Sempre ouvi elogiar Álvaro Cunhal pela sua coerência. Com o passar dos anos, manteve sempre os seus ideais, a linha do seu pensamento, apesar de… ser completamente contraditado pelo mundo. Manteve-se fiel ao seu espírito, apesar da “queda” do Muro de Berlim, da decadência soviética, da implosão dos sistema económico marxista e de tudo quanto contrariou as suas teses. Cunhal, como uma fria estátua de pedra, permaneceu imóvel, contra todas as tempestades, enquanto todo o mundo rodava ao contrário dos seus olhos. É isto “coerência”?
Penso que não. Para mim, “coerência” não é algo mais que uma teimosia ofuscada, mais que um bater do pé obstinado, mais que uma birra ideológica.
O homem tem direito a mudar com o mundo. Tem direito a incorporar no seu entendimento novas experiências e a construir novas matrizes de pensamento. É quase obrigatório mudar o pensamento, quando confrontado com novos paradigmas, novos modelos sociais e políticos.
Eu não penso como pensava há 20 anos. Vivo uma realidade social diferente da herdada dos meus pais, entrei para a universidade, entrei no mundo do trabalho, conheci novas pessoas, ganhei novas figuras de referência, trabalhei com pessoas marcantes, ganhei a experiência do meu próprio trajecto de vida… Hoje sou um homem diferente e penso de maneira diferente. Isto significa falta de coerência?
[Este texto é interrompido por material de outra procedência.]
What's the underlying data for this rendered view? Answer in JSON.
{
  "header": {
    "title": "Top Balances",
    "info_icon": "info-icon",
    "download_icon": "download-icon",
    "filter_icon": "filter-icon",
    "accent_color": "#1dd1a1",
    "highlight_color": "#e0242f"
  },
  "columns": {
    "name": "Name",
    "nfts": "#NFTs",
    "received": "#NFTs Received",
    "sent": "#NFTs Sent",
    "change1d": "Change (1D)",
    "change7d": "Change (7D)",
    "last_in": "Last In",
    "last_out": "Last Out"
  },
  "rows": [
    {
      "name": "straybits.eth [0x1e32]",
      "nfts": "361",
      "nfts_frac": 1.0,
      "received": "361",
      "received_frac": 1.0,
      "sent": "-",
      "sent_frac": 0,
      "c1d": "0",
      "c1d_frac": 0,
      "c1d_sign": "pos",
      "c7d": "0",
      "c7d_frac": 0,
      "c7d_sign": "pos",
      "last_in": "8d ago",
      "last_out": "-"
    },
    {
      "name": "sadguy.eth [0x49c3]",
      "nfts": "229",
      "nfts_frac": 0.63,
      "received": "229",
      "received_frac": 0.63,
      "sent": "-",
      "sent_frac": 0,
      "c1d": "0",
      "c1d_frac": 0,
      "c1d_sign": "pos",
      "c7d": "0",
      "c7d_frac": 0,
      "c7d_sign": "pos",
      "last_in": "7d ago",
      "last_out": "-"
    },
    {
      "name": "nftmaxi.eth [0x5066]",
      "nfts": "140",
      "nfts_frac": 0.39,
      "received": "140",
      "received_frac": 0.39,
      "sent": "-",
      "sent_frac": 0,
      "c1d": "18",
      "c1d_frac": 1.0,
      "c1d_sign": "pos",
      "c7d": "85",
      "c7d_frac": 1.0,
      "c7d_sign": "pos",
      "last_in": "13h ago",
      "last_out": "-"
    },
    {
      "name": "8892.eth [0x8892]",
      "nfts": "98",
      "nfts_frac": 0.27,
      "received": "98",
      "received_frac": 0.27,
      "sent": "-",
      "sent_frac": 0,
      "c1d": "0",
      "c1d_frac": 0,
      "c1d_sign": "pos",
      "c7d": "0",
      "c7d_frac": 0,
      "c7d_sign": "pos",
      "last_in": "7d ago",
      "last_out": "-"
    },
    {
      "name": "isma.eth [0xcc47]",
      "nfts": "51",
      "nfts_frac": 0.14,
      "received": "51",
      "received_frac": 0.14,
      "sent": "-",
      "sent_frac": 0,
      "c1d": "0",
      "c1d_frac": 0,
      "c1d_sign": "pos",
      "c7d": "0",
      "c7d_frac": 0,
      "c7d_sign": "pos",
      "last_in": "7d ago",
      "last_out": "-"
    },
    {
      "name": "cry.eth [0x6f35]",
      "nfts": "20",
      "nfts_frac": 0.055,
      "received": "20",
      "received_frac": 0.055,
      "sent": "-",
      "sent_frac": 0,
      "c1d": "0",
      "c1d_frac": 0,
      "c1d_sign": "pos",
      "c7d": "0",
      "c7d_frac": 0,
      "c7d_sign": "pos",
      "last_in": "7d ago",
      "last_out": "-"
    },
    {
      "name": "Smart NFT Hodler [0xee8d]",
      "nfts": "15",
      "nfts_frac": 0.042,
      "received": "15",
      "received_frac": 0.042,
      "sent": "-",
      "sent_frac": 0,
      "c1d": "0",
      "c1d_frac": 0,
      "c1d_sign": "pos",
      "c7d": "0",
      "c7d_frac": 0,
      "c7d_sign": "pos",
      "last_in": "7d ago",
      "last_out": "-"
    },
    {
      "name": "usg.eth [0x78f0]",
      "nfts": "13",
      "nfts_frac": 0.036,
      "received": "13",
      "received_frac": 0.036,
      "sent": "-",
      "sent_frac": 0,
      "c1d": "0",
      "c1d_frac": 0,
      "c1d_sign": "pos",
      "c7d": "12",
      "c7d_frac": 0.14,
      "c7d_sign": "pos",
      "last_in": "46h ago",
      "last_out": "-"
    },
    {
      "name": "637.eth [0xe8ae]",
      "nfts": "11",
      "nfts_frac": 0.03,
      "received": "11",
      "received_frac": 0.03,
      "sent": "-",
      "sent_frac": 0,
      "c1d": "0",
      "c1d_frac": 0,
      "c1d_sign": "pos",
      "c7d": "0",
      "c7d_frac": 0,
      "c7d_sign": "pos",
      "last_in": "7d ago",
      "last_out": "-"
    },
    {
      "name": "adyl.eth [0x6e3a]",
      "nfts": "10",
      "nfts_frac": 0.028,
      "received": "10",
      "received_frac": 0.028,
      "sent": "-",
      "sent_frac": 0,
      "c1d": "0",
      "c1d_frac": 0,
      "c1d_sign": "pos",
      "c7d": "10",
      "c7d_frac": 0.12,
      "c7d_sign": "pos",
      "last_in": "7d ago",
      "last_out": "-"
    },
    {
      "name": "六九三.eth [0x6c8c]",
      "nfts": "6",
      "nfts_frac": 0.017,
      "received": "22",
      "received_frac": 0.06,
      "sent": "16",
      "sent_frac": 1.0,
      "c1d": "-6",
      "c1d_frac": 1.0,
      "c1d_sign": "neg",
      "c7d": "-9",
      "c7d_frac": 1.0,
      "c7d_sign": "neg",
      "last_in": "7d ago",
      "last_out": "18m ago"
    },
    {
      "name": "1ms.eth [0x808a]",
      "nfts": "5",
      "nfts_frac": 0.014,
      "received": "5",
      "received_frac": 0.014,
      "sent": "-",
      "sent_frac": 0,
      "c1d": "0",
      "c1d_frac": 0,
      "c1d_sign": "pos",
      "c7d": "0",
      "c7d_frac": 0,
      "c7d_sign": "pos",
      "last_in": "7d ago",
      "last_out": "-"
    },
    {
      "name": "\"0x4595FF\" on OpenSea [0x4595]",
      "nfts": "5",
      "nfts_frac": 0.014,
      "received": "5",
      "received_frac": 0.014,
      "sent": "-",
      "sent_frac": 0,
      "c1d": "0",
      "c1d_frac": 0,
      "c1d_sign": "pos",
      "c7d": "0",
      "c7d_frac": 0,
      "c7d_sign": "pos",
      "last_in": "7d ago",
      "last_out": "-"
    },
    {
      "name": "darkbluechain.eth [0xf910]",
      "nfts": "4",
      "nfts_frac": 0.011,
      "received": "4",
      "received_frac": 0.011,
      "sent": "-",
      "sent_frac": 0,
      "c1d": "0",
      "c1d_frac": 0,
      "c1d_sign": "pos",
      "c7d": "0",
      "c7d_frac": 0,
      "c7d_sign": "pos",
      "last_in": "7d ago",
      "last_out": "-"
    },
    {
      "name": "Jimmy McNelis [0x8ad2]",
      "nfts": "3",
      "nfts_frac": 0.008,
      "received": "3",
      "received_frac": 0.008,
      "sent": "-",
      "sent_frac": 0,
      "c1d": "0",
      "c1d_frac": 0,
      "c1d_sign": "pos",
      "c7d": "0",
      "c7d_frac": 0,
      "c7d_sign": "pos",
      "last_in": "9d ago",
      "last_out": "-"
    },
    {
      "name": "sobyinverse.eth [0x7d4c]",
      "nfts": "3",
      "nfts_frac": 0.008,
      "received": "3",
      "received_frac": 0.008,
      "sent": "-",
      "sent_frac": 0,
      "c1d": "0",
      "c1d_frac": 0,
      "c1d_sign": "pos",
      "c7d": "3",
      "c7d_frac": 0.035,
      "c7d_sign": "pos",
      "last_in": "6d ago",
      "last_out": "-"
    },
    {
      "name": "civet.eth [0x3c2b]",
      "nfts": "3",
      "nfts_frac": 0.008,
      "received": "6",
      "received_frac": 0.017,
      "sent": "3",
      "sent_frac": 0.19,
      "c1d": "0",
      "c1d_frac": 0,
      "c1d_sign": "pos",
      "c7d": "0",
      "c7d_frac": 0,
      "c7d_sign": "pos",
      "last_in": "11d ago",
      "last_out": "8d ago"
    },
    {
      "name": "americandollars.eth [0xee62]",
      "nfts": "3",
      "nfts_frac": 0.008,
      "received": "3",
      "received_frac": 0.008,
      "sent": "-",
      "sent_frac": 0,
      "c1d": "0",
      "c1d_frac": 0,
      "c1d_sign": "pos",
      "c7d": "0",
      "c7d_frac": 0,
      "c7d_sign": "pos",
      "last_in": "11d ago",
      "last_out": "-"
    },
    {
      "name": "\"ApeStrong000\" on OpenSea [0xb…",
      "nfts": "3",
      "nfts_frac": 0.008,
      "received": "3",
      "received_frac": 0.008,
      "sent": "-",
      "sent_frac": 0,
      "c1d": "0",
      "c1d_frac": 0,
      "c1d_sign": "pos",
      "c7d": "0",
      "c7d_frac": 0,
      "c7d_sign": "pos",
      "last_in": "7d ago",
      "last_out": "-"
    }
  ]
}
Penso que não.
…e de Freitas do Amaral!
Freitas do Amaral foi a (meia) surpresa do Governo de José Sócrates. Fundador do CDS, candidato presidencial da “direita” portuguesa, aceitava agora uma honrosa figura de actor secundário, num elenco socialista. É claro que o seu artigo na Visão, bradando o seu ensejo de uma maioria do PS, já deixava antever um namoro furtivo. Mas por vezes, como S. Tomé….precisamos de ver para crer!
Bom, mas no seguimento do que disse anteriormente, não terá também Freitas do Amaral o seu direito de mudar? Claro que sim!
Sócrates foi da JSD, Soares foi comunista, Durão Barroso maoista… todos têm direito a mudar. Só que estas figuras mudaram em relação a posições de juventude e a contextos políticos que se alteraram radicalmente. Acontece que Freitas mudou quando já deveria ter um pensamento consolidado, quando já tinha um percurso de vida, um histórico volumoso e marcante para a própria democracia portuguesa. Não é uma figura singular.
Ficamos com a sensação que a sua mudança não é ideológica mas estratégica. O seu discurso mudou nos últimos tempos em função do posicionamento táctico de uma hipotética recandidatura à Presidência da República. Era uma tentativa de cativar eleitorado ao centro-esquerda do espectro político. Mas perante o avolumar da candidatura de António Guterres, viu-se na contingência de radicalizar mais e mais o seu discurso, para ocupar o espaço à esquerda. Perante a Guerra do Iraque, tocou o fundamentalismo, ao lado de Ana Gomes, Francisco Louça e Carlos Carvalhas. Mesmo que negue a evidência, comparou Bush a Hitler. E quando viu goradas todas possibilidades de ser candidato de esquerda e entendeu que não conseguiria bater uma emergente candidatura de Cavaco Silva, aceitou o prémio de consolação – Ministro de Estado e dos Negócios Estrangeiros.
O ataque do PP pode ter sido uma “vendetta”, uma dor de cotovelo, mas a sua resposta de “tio” incomodado, cheio de tiques, que diz que só “atacam os fortes” e que todos são uns “invejosos”, mais alimenta a ideia de um homem snob, que não mudou de ideias, mudou sim, friamente de objectivos. Há quem deixe o poder por ter ideias. E há quem deixe as suas ideias para ter poder. E manifestarei a mesma surpresa, se daqui a dez anos, Francisco Louça for ministro do PSD. Aqui, decididamente…. não há coerência.